To spread the word about MathGPT, the co-founders have taken to TikTok (where they currently have nearly 1,800 followers) and spent time in math servers on the social platform Discord, showing students how easy it is to find support on MathGPT.

“There were tens of thousands of people in these Discord servers offering math help, and it was all done manually,” Kouloumbis said, where he and Gajial showed users how MathGPT could solve the same problems automatically.

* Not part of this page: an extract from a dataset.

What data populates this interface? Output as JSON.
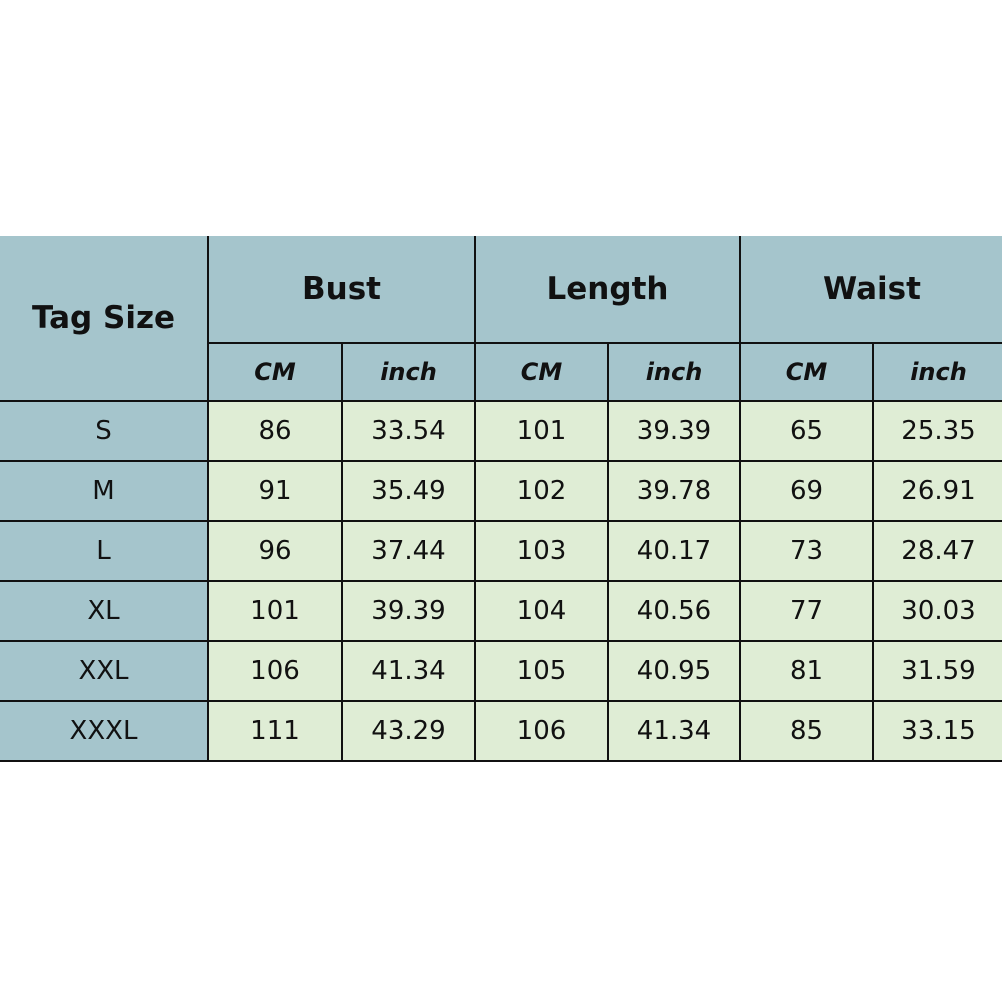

Ghaziar and Krumbis felt supported by various entrepreneurial organizations on campus. They regularly attended Thursday night Startup Hour hosted by the Life Changing Lab, where they met many other student entrepreneurs. They also received a Beck Fellowship and a Canaan Fellowship to work on their business. They also received support from Nancy Alman at Cornell's Blackstone Launchpad, who helped them connect with alumni and encouraged them to make strategic hires for their team.

This summer, they're working on building out other areas on the site that will offer help with physics, statistics and accounting. They're also creating AI-generated videos to accompany their solutions and allowing students to watch on-demand videos about their problems.

To date, over 3.5 million problems have been submitted to the platform, and 385,000 people have created MathGPT accounts to receive free support every day. Users can purchase a subscription to get unlimited math support.

“We want to give students all the resources they need to solve problems and understand how they work,” Gadzial said. “We want them to feel confident and to help as many people as they can.”